Eleanor Lake, fair trading officer, said: “I am disappointed. In this climate it is supposed to be that if people are encouraging finance options you want to make sure that the staff know what they are doing and with the size of some of these companies we would expect them to be getting it right.”

Undercover trading standards officers visited a number of Suffolk towns including Ipswich, Bury St Edmunds, Felixstowe, Sudbury and Stowmarket.

They spoke to sales staff to discuss the credit available and tried to gauge the sales persons understanding of the credit products being offered.
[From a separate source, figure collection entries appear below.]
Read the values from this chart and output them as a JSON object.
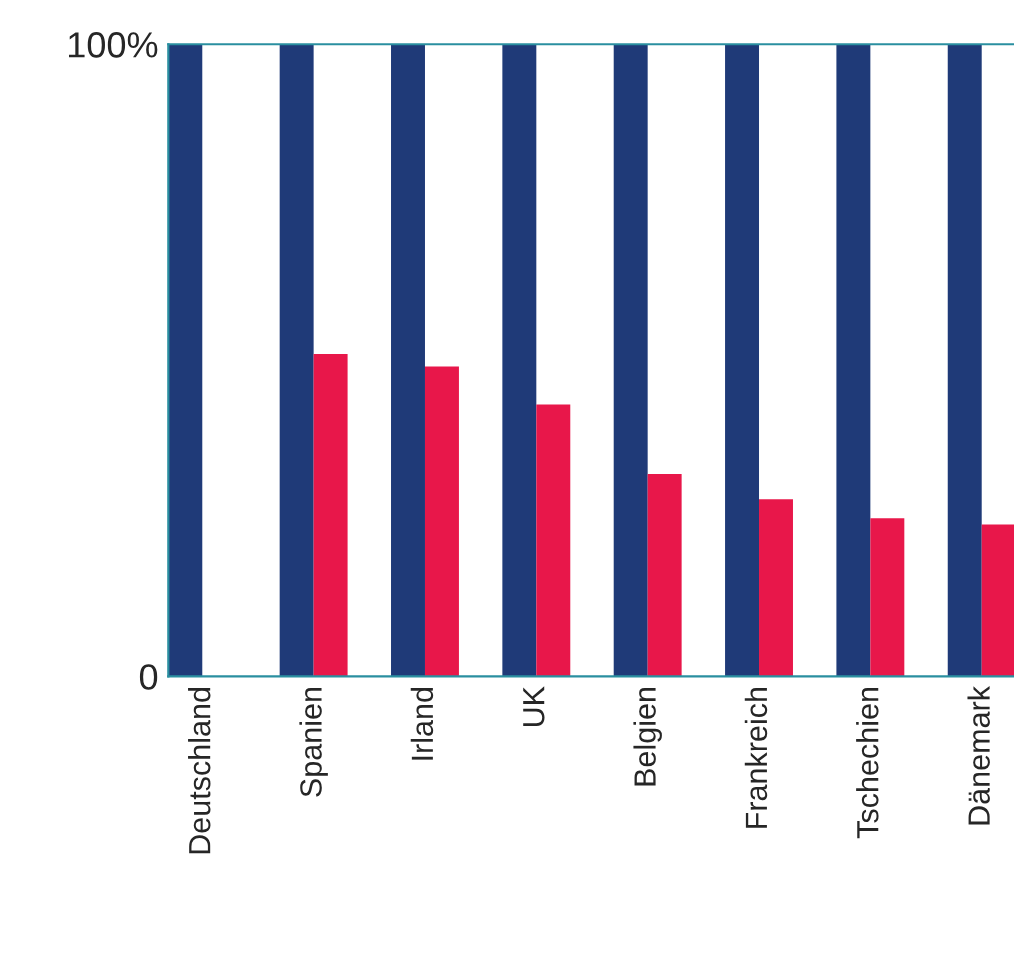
{
  "chart_data": {
    "type": "bar",
    "categories": [
      "Deutschland",
      "Spanien",
      "Irland",
      "UK",
      "Belgien",
      "Frankreich",
      "Tschechien",
      "Dänemark"
    ],
    "series": [
      {
        "color": "#1f3a78",
        "values": [
          100,
          100,
          100,
          100,
          100,
          100,
          100,
          100
        ]
      },
      {
        "color": "#e8174a",
        "values": [
          null,
          51,
          49,
          43,
          32,
          28,
          25,
          24
        ]
      }
    ],
    "ylim": [
      0,
      100
    ],
    "yticks": [
      0,
      {
        "value": 100,
        "label": "100%"
      }
    ],
    "grid": false,
    "legend": false
  }
}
But when officers asked for pre-contract information on credit deals - which would allow them to look at all the terms and conditions before signing up - just one store out of the 39 was able to offer this.

Other stores handed out an old advert instead, two printed off information from their website while one handwrote some details on a till receipt.

Ms Lake said: “The concern here is that people are not able to look at the terms and conditions. It should be given to people before they sign the contract. People might want to look at the agreement before they commit to anything so they can have a think about it. It gives people the opportunity to realise that if, say, you have signed up to a 'buy now, pay later' agreement, if you do not pay within a year then you will pay two or three times more.”

The investigation also found that in nine of the visits, the salesperson did not understand the product or gave the wrong interest rate of the credit agreement.

Because of the findings, Suffolk Trading Standards has now contacted the Office of Fair Trading to find out how these issues can be resolved.

And Ms Lake said customers should ensure they are fully aware of any credit details they are getting themselves into.

“It is always important that the stores make it clear to people what they are getting themselves into and you need to have your wits about you as a consumer.